Negative Selection Algorithm Based Unknown Malware Detection Model

Abstract

Nowadays, malwares have become one of the most serious security threats for computer systems and how to detect malwares is a difficult task, especially, unknown malwares. Artificial immune systems (AIS) is spired by biological immune system (BIS) and it is a relatively novel field. AIS is used to detect malwares and gets some exciting results. The most known AIS model is negative selection algorithm (NSA) and it can only use normal samples to train. The traditional NSAs generate detectors in the training phase and then detect anomaly elements in the testing phase. There are some drawbacks in the traditional NSAs. Firstly, the real applications often change, normal can change to anomalous, and vice versa. The traditional NSAs easily produce many of false alarm and false negative in the real applications.

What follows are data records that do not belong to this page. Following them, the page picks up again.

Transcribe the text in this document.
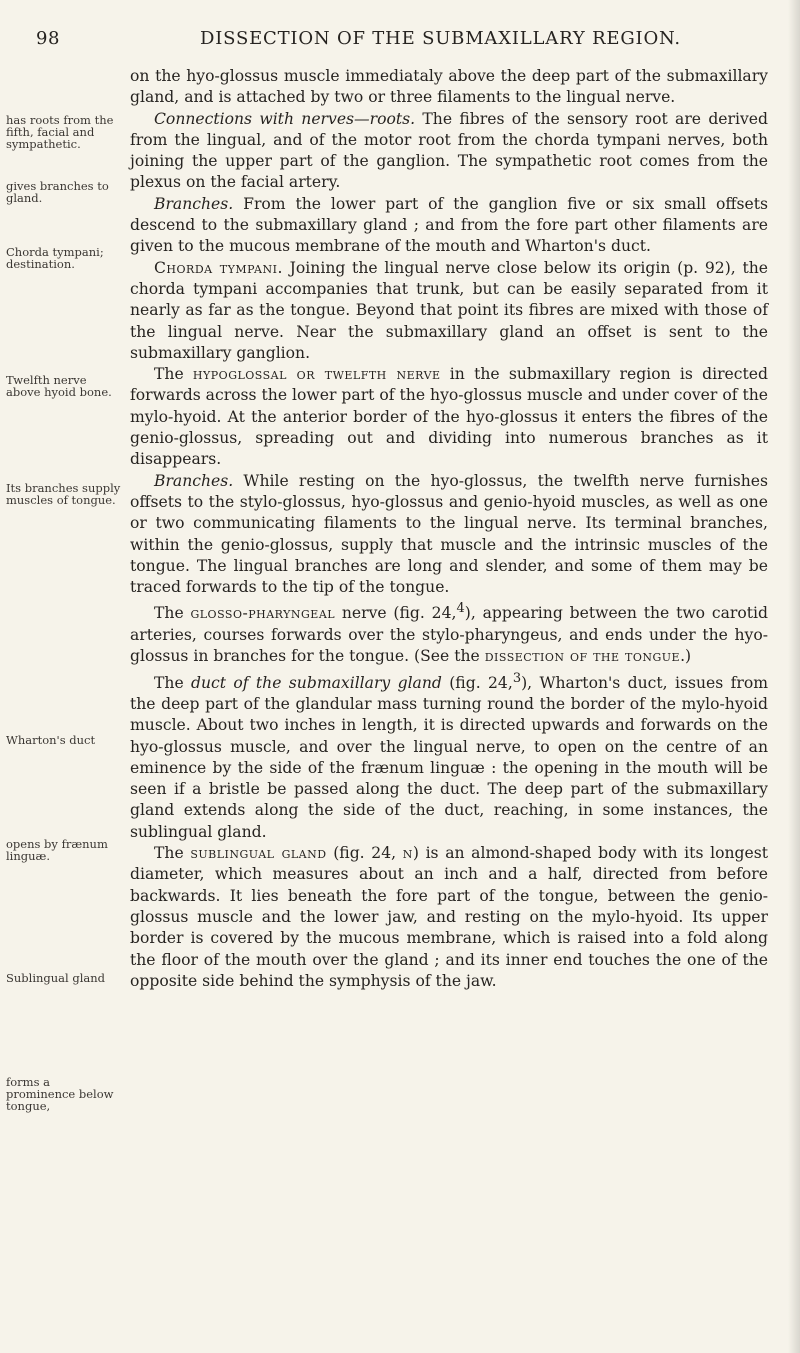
98	DISSECTION OF THE SUBMAXILLARY REGION.
has roots from the fifth, facial and sympathetic.
gives branches to gland.
Chorda tympani; destination.
Twelfth nerve above hyoid bone.
Its branches supply muscles of tongue.
Wharton's duct
opens by frænum linguæ.
Sublingual gland
forms a prominence below tongue,

on the hyo-glossus muscle immediataly above the deep part of the submaxillary gland, and is attached by two or three filaments to the lingual nerve.

Connections with nerves—roots. The fibres of the sensory root are derived from the lingual, and of the motor root from the chorda tympani nerves, both joining the upper part of the ganglion. The sympathetic root comes from the plexus on the facial artery.

Branches. From the lower part of the ganglion five or six small offsets descend to the submaxillary gland ; and from the fore part other filaments are given to the mucous membrane of the mouth and Wharton's duct.

Chorda tympani. Joining the lingual nerve close below its origin (p. 92), the chorda tympani accompanies that trunk, but can be easily separated from it nearly as far as the tongue. Beyond that point its fibres are mixed with those of the lingual nerve. Near the submaxillary gland an offset is sent to the submaxillary ganglion.

The hypoglossal or twelfth nerve in the submaxillary region is directed forwards across the lower part of the hyo-glossus muscle and under cover of the mylo-hyoid. At the anterior border of the hyo-glossus it enters the fibres of the genio-glossus, spreading out and dividing into numerous branches as it disappears.

Branches. While resting on the hyo-glossus, the twelfth nerve furnishes offsets to the stylo-glossus, hyo-glossus and genio-hyoid muscles, as well as one or two communicating filaments to the lingual nerve. Its terminal branches, within the genio-glossus, supply that muscle and the intrinsic muscles of the tongue. The lingual branches are long and slender, and some of them may be traced forwards to the tip of the tongue.

The glosso-pharyngeal nerve (fig. 24,$^4$), appearing between the two carotid arteries, courses forwards over the stylo-pharyngeus, and ends under the hyo-glossus in branches for the tongue. (See the dissection of the tongue.)

The duct of the submaxillary gland (fig. 24,$^3$), Wharton's duct, issues from the deep part of the glandular mass turning round the border of the mylo-hyoid muscle. About two inches in length, it is directed upwards and forwards on the hyo-glossus muscle, and over the lingual nerve, to open on the centre of an eminence by the side of the frænum linguæ : the opening in the mouth will be seen if a bristle be passed along the duct. The deep part of the submaxillary gland extends along the side of the duct, reaching, in some instances, the sublingual gland.

The sublingual gland (fig. 24, n) is an almond-shaped body with its longest diameter, which measures about an inch and a half, directed from before backwards. It lies beneath the fore part of the tongue, between the genio-glossus muscle and the lower jaw, and resting on the mylo-hyoid. Its upper border is covered by the mucous membrane, which is raised into a fold along the floor of the mouth over the gland ; and its inner end touches the one of the opposite side behind the symphysis of the jaw.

Secondly, the traditional NSAs lack continuous learning ability in the testing phase and it is costly to generate enough detectors to cover the total non-self space in the training. In order to overcome the drawbacks of the traditional NSAs, a new scheme with online adaptive learning is introduced to NSA, and it includes that constructing the appropriate profile of the system, generating new detectors cover the holes of the non-self space, deleting these detectors which lie in the self-space decreases false alarms and amending these detectors which cover partly self-space decreases false alarm and increase detecting rate.